Canada shatters gold-medal record

By STEVE SIMMONS, QMI Agency

VANCOUVER — The Canadian Olympic Committee will be $1.7 million poorer after the Olympic Games and couldn’t be happier about it.

The payoff comes for Canadian athletes who established a Winter Olympic record with 14 gold medals, the final one coming in the amazing gold-medal hockey game Sunday afternoon at GM Place.

In the end, the Canadian Olympians did manage to Own the Podium in terms of golds, and the COC brass that is paying athletes for gold, silver and bronze couldn’t have been happier about that.

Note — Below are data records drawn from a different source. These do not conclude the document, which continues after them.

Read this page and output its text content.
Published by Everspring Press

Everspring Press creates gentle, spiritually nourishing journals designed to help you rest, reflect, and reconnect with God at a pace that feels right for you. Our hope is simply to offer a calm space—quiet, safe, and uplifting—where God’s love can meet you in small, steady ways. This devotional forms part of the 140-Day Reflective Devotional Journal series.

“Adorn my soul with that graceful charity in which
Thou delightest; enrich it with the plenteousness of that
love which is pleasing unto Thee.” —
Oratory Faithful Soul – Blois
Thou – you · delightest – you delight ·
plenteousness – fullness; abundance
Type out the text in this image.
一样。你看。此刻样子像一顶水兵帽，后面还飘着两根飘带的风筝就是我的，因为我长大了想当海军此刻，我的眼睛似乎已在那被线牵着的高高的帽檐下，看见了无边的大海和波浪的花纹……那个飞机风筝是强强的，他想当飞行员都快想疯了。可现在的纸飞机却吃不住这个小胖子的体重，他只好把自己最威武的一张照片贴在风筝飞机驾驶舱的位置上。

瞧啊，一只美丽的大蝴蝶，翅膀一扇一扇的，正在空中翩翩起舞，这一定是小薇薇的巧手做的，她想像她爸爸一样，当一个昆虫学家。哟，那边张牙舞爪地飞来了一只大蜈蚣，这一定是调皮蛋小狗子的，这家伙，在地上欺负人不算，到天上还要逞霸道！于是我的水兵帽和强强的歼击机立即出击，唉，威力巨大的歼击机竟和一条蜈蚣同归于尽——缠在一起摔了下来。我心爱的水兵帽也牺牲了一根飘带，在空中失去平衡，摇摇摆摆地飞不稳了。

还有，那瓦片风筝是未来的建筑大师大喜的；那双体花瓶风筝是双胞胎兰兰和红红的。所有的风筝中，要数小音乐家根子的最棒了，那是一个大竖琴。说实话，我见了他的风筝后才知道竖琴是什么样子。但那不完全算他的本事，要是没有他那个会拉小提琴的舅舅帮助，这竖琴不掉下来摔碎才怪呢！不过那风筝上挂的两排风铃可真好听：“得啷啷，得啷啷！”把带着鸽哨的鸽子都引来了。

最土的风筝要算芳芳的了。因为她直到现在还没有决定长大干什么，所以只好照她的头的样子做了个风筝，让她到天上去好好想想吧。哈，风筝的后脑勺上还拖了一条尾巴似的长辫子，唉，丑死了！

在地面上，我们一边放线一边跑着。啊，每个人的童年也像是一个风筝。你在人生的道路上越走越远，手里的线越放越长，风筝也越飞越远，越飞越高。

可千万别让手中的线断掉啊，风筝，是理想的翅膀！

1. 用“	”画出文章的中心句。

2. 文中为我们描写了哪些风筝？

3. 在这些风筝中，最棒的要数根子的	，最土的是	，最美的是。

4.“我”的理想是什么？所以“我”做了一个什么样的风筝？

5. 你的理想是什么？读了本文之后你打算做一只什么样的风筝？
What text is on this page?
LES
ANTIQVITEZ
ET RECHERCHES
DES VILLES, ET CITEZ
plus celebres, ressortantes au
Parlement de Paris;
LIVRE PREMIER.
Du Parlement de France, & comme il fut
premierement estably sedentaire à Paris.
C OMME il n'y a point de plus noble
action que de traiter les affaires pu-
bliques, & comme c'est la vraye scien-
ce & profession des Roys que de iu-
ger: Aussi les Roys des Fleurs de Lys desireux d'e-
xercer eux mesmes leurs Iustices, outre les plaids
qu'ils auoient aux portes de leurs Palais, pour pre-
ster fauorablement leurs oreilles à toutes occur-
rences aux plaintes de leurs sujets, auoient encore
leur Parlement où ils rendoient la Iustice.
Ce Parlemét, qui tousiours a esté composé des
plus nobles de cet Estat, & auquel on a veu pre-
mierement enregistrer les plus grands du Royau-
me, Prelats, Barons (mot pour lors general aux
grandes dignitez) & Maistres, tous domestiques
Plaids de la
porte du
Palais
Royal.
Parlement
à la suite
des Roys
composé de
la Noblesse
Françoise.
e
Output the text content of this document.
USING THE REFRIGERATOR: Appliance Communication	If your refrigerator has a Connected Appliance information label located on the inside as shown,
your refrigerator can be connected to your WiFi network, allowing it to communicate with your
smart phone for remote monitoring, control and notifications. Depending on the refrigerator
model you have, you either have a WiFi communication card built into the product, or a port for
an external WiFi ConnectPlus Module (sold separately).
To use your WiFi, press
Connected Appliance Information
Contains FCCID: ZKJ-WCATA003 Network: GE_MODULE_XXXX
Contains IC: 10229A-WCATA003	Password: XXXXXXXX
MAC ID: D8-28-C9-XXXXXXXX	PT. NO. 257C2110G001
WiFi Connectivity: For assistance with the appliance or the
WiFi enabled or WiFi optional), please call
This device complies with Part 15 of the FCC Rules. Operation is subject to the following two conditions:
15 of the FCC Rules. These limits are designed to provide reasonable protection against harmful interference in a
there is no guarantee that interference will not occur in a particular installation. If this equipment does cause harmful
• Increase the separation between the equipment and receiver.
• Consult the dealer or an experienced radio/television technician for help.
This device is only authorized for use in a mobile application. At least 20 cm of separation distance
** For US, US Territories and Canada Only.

The money being paid out to medal-winning Canadian athletes remains the same as it was for the 2006 Beijing Games -- $20,000 for gold, $15,000 for silver and $10,000 for bronze.

“It’s a lot of money, but money we enjoy handing out,” said Michael Chambers, the COC president. “Its not taxpayers’ money. It’s money from the private sector we set aside for this.”

The stunning second week of the Games rescued what seemed to be a difficult start for the entire Canadian team but the COC at the halfway point predicted a huge second week — and, as they say in figure skating, nailed it.

“We have turned a corner and must never look back,” said Marcel Aubut, the incoming president of the COC. “I am so proud of these athletes.”

Canada ended up with 26 medals, 14 gold, seven silver, five bronze: First in gold medals, third overall behind the United States (37) and Germany (30) in the total medal count. Canadian women won 14 of the medals, with Canadian men taking 11 and one mixed team earning the other.